Merkez üssü Maraş’ın Pazarcık ilçesi olan 6 Şubat depremlerinin üzerinden 8 ay geçti. Binlerce insanın yaşamını yitirdiği depremde oluşan barınma sorunu ise hala devam ediyor. Depremin ardından topraklarını terk etmemek için direnen yurttaşlar, yıkılan evlerinin yanında kurdukları çadırlarda yaşamını sürdürüyor. 60 yaşındaki Zeynep Ziyansız da bu yurttaşlardan sadece biri. Depremde enkaz altında kalan Ziyansız, kurtarıldıktan sonra bir buçuk ay hastanede tedavi gördü. Daha sonra evinin yanında çadır kuran Ziyansız, 8 aydır 2 çocuğu ve eşi ile birlikte burada yaşıyor.

Taksim yasağına karşı: 'Her yer Taksim her yer 1 Mayıs' Taksim yasağına karşı: 'Her yer Taksim her yer 1 Mayıs'

Depremde evi ile birlikte anıları da enkaz altında kalan Ziyansız, hatıralarından kopamadığı için yıllarca yaşadığı mahalleden ayrılmıyor. Ziyansız evi ve anılarına duyduğu özlemi yıkılmış evinin duvarlarına dokunarak gidermeye çalışıyor.

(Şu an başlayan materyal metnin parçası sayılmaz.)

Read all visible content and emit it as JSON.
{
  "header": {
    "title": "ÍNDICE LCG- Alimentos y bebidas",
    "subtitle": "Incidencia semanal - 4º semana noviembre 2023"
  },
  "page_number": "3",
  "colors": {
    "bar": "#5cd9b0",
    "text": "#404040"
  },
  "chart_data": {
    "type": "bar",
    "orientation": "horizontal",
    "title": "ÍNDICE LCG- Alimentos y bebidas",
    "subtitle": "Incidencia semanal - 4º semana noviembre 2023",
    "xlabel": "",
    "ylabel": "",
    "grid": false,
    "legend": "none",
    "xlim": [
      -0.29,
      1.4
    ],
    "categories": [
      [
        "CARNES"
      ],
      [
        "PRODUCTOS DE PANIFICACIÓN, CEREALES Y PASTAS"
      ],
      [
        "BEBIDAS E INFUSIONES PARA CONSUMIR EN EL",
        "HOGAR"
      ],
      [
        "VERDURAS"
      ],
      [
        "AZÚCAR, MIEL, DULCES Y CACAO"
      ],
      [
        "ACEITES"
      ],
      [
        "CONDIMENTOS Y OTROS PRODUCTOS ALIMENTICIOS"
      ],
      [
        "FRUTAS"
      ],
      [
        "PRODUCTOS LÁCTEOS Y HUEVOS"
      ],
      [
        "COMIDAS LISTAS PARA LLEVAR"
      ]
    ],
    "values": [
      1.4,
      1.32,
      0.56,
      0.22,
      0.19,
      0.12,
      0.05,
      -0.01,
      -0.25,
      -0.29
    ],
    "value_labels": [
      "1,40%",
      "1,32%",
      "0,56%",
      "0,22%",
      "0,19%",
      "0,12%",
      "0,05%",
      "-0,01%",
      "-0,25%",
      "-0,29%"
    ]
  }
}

Yıllarca yaşadığı ev yıkılsa da anılarını bırakıp gidemediğini söyleyen Ziyansız, depremin ardından geçen 3 mevsim çadırda kaldıklarını söyledi. Ziyansız, "Bir kış bitti, yaz bitti tekrar kış geldi, biz yine çadırdayız. 3 mevsim çadırda geçirdik. Gidecek yerimiz yok. Dört kişi çadırda kalıyoruz” dedi.

Konteyner verilmedi

Konteyner talebinde bulunduklarını ancak kendilerine konteyner verilmediği için çadırda kalmak zorunda kaldıklarını aktaran Ziyansız, enkaz da olsa evini bırakıp konteyner kente gidemediğini belirtti. Ziyansız “Bir gün aç, bir gün tokuz. Çamaşırları elde yıkıyoruz. Bir elektriğimiz vardı, onu da kestiler. Neden kesiyorsunuz diye sorduğumda  ‘bu kadar yeter, karanlıkta kalın’ dediler.  Şuana kadar devletten her hangi bir yardım almadım.  Ev için başvurduk, 'sizin arsanızda ev yapılmaz' dediler” diye belirtti.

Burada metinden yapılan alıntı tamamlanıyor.